A research paper comparing Belgium and Canada’s bitter doctors strikes co-authored by Marchildon and Klaartje Schrijvers concludes “…the Canadian Medical Association and its provincial chapters were effective in consolidating the gains and preventing subsequent governments from initiating further reform, in part because of the fear of another strike by physicians”.

Monique Bégin takes on the CMA in the 1980s

Canada’s universal health care system started unravelling in the 1980s with funding cuts. Doctors began to extra-bill patients, and the provinces were imposing user fees.

Monique Bégin, then federal Health Minister, who died on September 8, 2023, at 87, decided to act by proposing legislation with five principles of universal health care. The legislation also threatened to impose financial penalties on provinces that failed to abide by the 5 principles.

The Canada Health Act is Canada’s federal health insurance legislation and defines the national principles that govern the Canadian health insurance system: public administration, comprehensiveness, universality, portability and accessibility.

In The Globe and Mail’s obituary to Monique Bégin, writer Alan Freeman says the fight turned nasty. The then head of the Canadian Medical Association Everett Coffin referred to the Canada Health Act as “a rape of the spirit, if not the legal stipulations of the Canadian Constitution.”

In her memoirs Ms.
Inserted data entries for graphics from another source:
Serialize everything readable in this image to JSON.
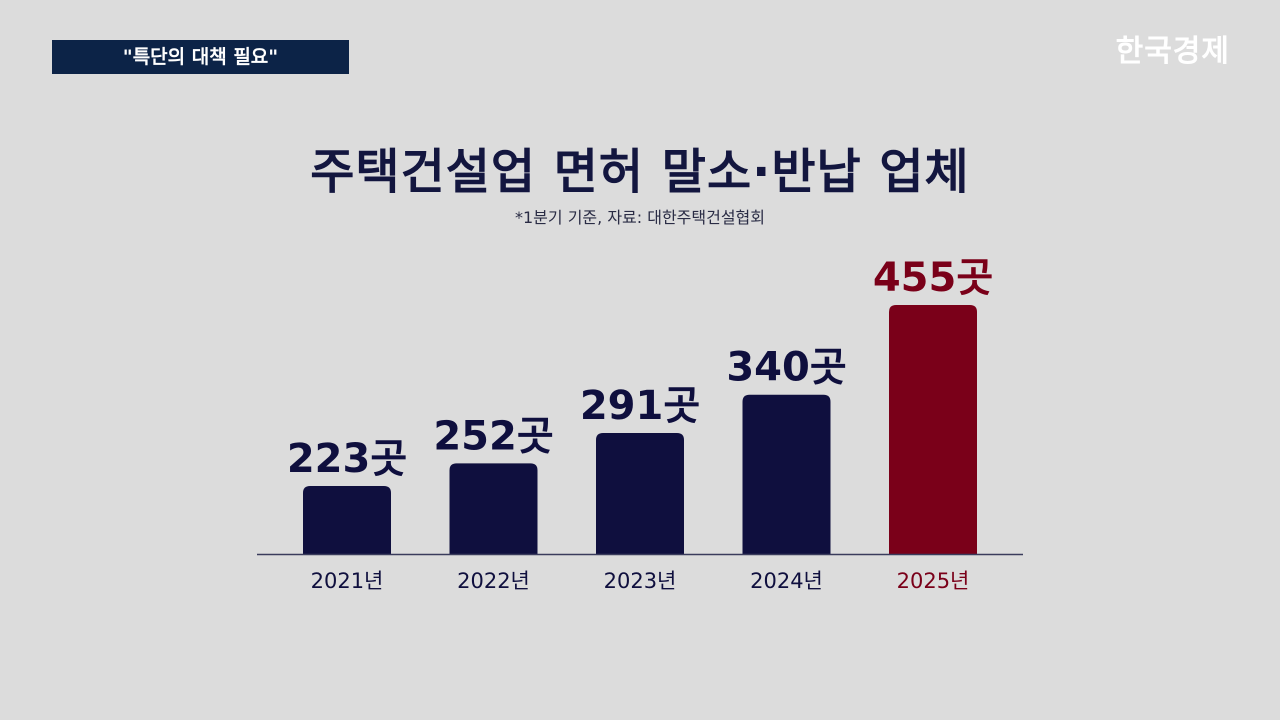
{
  "header": {
    "tag": "\"특단의 대책 필요\"",
    "logo_text": "한국경제"
  },
  "colors": {
    "default_bar": "#0f0f3e",
    "highlight_bar": "#7a0019",
    "axis": "#3a3c5c"
  },
  "chart_data": {
    "type": "bar",
    "title": "주택건설업 면허 말소·반납 업체",
    "subtitle": "*1분기 기준, 자료: 대한주택건설협회",
    "categories": [
      "2021년",
      "2022년",
      "2023년",
      "2024년",
      "2025년"
    ],
    "values": [
      223,
      252,
      291,
      340,
      455
    ],
    "value_labels": [
      "223곳",
      "252곳",
      "291곳",
      "340곳",
      "455곳"
    ],
    "highlight_index": 4,
    "ylim": [
      200,
      455
    ],
    "grid": false,
    "legend": "none"
  }
}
Bégin recalled that provincial health ministers who opposed the measure ganged up on her at a federal-provincial meeting and attacked her using “vulgar words”.

Either Universal Medicare or Privatization

Bégin persisted. “Your philosophy is either universal medicare or it’s privatization,” she said in a radio interview at the time. “My philosophy is universal and you don’t negotiate philosophy.”

In the end, the legislation passed unanimously in the Commons in 1984, just prior to the election that saw the Liberals ousted from power and Ms. Bégin leave politics. “I’ve been called the saviour of medicare,” she later recalled. “But I just did my job.”

There are three more town halls planned by the Canadian Medical Association co-sponsored by The Globe and Mail featuring health reporters from the Globe, and moderated by André Picard. The next one is on Montreal on October 23, followed by an event in Vancouver on November 23 and a last one in Halifax on January 25.